Just this weekend, another mass shooting occurred in a prominent location-  the Chabad of Poway Synagogue near San Diego, California.

We followed up with Shea for his reaction and the implications of events like these on the local level.

“Absolutely, we see events happening all across the world, we see events in countries that have very strict gun laws and no gun availability to people and we have massive attacks involving edged weapons and such,” he began.

“Unfortunately, it seems to be part of the world that we live in now, they seem more common. And we study them extensively to get our police department ready for them, and there’s no question that there’s been a curve up since 2000 up to now of these kinds of mass attacks.

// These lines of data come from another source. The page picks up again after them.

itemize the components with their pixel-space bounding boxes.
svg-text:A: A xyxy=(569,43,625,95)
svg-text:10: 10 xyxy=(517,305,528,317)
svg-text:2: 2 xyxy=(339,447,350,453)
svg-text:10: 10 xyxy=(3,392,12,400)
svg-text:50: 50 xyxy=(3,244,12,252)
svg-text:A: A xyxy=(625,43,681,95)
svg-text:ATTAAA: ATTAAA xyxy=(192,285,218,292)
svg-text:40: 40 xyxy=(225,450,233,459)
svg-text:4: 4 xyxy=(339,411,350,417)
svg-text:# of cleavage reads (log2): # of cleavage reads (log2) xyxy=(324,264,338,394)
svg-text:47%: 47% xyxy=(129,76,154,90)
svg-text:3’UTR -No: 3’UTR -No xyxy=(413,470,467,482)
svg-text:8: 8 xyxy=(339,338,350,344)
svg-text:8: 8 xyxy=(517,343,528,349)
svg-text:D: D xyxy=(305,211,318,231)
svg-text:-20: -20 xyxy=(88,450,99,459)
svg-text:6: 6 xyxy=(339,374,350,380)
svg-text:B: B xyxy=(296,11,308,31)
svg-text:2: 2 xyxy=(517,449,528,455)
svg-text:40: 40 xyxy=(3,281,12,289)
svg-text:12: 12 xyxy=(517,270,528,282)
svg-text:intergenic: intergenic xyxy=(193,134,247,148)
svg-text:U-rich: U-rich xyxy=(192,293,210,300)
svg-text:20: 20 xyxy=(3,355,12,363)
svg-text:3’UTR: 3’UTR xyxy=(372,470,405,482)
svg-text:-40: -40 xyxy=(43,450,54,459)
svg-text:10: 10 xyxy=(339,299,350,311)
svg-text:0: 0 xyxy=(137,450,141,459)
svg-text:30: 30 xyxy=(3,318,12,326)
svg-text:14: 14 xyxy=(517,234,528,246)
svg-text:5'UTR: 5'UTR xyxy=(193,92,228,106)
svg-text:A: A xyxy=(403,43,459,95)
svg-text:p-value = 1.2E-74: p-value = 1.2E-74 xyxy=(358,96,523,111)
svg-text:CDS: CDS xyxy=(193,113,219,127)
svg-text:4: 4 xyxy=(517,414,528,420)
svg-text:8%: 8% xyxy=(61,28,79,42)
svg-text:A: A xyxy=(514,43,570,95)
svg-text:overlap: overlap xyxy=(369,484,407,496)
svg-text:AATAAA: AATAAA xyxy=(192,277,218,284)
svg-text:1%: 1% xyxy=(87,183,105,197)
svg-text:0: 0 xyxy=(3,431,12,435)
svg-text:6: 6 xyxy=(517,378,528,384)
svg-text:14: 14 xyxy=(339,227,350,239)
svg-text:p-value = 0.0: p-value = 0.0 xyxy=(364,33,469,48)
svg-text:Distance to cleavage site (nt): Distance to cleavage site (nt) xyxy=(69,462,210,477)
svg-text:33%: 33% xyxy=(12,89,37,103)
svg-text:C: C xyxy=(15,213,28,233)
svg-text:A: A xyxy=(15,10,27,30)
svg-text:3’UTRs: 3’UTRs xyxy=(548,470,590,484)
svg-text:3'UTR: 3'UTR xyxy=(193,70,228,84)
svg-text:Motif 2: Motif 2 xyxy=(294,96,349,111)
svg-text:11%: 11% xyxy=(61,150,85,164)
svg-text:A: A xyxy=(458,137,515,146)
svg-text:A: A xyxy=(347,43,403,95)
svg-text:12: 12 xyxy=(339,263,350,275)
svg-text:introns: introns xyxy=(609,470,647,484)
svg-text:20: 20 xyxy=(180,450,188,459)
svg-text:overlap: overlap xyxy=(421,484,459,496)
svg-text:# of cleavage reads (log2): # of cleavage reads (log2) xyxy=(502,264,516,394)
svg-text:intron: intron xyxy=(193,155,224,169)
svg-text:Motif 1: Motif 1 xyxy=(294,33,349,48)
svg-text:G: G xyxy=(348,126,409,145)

“I think that no matter what the laws are in this country, until we can account for why these are happening and increasing, I think that time spent practicing for these events is time well spent.”

According to Shea, the city partners with Tomahawk Security Solutions for three trainings  per year and they are aiming to increase that to four.

Michael Biller is the president, as well as one of the co-founders, of Tomahawk Security Solutions, an eclectic group of former military, police and special operations forces personnel.

His resume includes 13 years with special ops, leading combat missions in Iraq and other worldwide battlefields.

He noted the time and preparation it takes for the company to create lifelike active shooter environments so that police departments and other first responders gain the most experience and knowledge on how to respond and eliminate the threat.

“These typically take us 12 plus weeks to plan because what we like to do is gain from the city, in regards to the patrol force response, to really work [inaudible] rescue task force concepts in conjunction with paramedics and fire departments,” Biller explained.

“The way that we plan these is based around how the city is postured at the time, and then we come in early and work with the location personnel so that we can test and evaluate their security policy and procedures, so that they benefit from this as well.”

Shea was quick to note after Biller’s remarks that the city pays for the training because they want to make sure that no one misses real-life training due to a tight budget.

“St. Peters provided their teachers (as actors) and their location, but we pay for the training. The reason we hire a vendor is because we’ve studied training all around the country and the best possible training is when you have an outside company come in with their expertise to prepare a training that you’re not ready for,” Shea added.

He emphasized that the company goes to great lengths to keep those participating in the drill unaware of what they will encounter.

“All of our officers and all of the St. Peter’s security, they don’t know what’s going to happen once the drill begins. All of our patrol officers just get a 911 call to respond to this address. It’s made as realistic as possible. We’ve done training before, but when you do scripted training you don’t make the mistakes that you’d like to make in training, and not in real life. When you make the training really like real life, that’s when you find those errors and able to fix them.”

He didn’t specify the amount of money that the city pays a vendor like Tomahawk, but noted that some of those expenses are offset by a state initiative, the Urban Areas Security Initiative, which receives grants from the U.S. Department of Homeland Security.

More than 50 actors sacrificed their Saturday afternoon to participate in the drill, some of them parents of students who attend the school.

One parent, Billie West, was visibly covered with blood and a gunshot wound, thanks to the expert work of a special effects makeup artist, said it was important for her to participate.

“This was scary, and I knew it wasn’t real. I can just imagine how other people in real-life shootings felt and reacted to it. It just seems so surreal. I don’t know what I would do,” West stated.